Yan Woo Soya Bean Foods is particularly special to my father. In fact, I’d go as far to say that it’s significant to most of the over-fifty crowd. Located in the Market Village centre, the eight small white tables and matching chairs don’t seem like much. But when you look closer, it’s immediately apparent that the café is a replica from the good old days. A time when people still wore oversized glasses, permed their hair and met up in their slippers. Even its prices are stuck in the past with the most expensive item priced at $3.25. The staff often gossip as they bus the tables, speaking a version of Cantonese that’s usually found in old television series; sassy, curt, and honest. If you can understand it, you’ll find yourself trying not to laugh out loud at their quips. The menu has sixteen variations of tofu fa (a silken soybean dessert), eight kinds of soy milk, two types of fried noodles, and a variety of small hot snacks. Whether you go for a sweet or salty treat, I bet you won’t be able to stop yourself from ordering seconds.

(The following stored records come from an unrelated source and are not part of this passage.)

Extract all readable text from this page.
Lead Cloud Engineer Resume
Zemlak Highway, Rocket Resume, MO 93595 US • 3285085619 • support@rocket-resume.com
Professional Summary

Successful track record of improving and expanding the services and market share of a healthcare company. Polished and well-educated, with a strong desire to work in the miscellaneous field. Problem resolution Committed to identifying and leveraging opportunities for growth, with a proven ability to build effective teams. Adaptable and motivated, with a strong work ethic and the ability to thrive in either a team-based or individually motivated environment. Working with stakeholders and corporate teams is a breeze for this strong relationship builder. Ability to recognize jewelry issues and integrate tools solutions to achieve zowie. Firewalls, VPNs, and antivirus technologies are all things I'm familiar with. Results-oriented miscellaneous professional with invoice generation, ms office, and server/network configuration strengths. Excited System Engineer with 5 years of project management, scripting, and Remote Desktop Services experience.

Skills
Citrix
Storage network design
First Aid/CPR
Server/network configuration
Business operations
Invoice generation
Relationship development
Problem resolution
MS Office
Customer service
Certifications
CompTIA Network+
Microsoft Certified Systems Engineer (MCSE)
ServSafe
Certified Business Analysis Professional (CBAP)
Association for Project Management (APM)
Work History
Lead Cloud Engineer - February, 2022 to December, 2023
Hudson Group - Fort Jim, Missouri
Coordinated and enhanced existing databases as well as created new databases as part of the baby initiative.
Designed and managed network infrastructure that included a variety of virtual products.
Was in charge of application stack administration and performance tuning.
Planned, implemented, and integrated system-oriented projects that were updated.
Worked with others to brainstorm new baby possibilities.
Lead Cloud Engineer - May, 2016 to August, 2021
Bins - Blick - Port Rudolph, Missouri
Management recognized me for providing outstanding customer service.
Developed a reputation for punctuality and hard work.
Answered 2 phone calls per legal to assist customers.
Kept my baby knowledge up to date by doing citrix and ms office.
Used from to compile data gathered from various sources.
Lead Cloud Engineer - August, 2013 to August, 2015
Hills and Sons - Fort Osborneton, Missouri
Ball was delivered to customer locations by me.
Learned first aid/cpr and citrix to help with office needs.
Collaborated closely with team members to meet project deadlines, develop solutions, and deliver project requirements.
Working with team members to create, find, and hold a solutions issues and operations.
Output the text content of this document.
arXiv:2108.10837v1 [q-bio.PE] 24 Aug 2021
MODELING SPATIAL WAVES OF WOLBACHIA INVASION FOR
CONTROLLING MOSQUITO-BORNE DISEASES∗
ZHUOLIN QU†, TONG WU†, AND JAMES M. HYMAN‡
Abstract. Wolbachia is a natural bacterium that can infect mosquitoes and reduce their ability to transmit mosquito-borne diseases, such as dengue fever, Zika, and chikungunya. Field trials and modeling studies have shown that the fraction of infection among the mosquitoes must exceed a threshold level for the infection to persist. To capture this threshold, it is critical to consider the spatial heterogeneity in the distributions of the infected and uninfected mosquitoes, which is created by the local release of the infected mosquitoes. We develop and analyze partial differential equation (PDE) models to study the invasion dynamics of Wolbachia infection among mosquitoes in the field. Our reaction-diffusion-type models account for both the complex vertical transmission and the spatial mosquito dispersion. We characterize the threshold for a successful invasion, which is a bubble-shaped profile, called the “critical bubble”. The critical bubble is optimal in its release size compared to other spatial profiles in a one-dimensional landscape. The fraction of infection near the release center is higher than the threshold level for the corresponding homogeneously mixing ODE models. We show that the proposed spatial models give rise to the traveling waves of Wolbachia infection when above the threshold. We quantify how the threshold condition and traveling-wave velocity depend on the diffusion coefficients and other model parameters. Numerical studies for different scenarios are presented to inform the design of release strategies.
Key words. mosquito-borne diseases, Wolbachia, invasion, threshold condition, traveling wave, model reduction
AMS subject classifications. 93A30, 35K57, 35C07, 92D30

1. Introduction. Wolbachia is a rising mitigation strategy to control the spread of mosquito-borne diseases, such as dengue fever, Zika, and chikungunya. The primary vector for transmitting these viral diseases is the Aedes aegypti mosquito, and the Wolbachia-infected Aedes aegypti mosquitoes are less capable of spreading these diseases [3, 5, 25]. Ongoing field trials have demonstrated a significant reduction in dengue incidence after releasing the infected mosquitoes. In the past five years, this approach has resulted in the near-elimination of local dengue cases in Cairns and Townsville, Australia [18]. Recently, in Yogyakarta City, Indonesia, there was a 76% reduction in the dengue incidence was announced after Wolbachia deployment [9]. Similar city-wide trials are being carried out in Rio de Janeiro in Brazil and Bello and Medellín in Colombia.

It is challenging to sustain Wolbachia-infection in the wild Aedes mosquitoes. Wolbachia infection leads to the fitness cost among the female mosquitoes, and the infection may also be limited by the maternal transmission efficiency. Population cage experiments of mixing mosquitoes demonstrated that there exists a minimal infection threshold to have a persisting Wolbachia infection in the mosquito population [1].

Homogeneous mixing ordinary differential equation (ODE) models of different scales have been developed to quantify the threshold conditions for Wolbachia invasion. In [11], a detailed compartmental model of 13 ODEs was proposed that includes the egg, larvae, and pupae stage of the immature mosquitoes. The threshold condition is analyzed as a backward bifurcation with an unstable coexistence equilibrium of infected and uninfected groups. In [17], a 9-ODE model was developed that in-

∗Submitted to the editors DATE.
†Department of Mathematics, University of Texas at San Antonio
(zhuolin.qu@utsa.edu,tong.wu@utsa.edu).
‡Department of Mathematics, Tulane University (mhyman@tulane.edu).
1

No matter which cha chaan teng you go to, the owners will always say the same thing, “I don’t know why the recipes are made this way, it’s just how it’s done in Hong Kong.” It’s almost like they’re saying, “You just had to be there to get it.” Take for instance Singapore-style noodles, a Hong Kong invention you’ll have a hard time finding in Singapore. Or Spam egg noodles, which consists of sliced luncheon meat, a fried egg, instant noodles, a long steel spoon, and wooden chopsticks. Or red bean ice. Or baked tomato pork chop rice. Or Swiss wings (no, they don’t come from Switzerland). Or thick toast with condensed milk. All of them could have only been invented by chefs who, seeing the diversity of their customers, created dishes that reflected their tastes while staying true to Cantonese cuisine. In Canada, that diversity isn’t as readily available. It’s just not as easy for chefs to be inspired by the restaurant next door, combine its recipes with their own and confidently believe that customers will try it. Over here, it’s not as common for different communities to frequent the same food markets and share cooking tips and traditions. The philosophy of Hong Kong tea cafés relies on an ever-changing, fast-paced landscape, qualities the Greater Toronto Area lacks. As unfortunate as that sounds, it’s a good thing. It allowed for the preservation of culture. It allowed for people to feel at home, to pass on a piece of history without having it evolve and disappear. It allowed my family the opportunity to share stories, like how my mother used to wait for her mother to come home with a paper bag full of egg tarts every Monday. How she would hear the click of her mother’s heels and run to the door, anticipating the smell of crispy cookie crust and sweet egg custard. How her mother would go to the same tiny shop every week and line up for at least a couple blocks; something to inspire the kids to study harder, she’d say.

America has its cuppa joe diners. Britain, the rowdy local pub. Wherever you go, there’s always a place that represents the everyman or everywoman. They’re a particular kind of space, a setting for escape – friendly tables that are open to anyone who wants to sit down. Their appeal lies in the midway point between the street and home. For some, these places are essential to their way of life, symbolising a sense of community and culture. That place in Hong Kong, preserved here in Canada, is the cha chaan teng.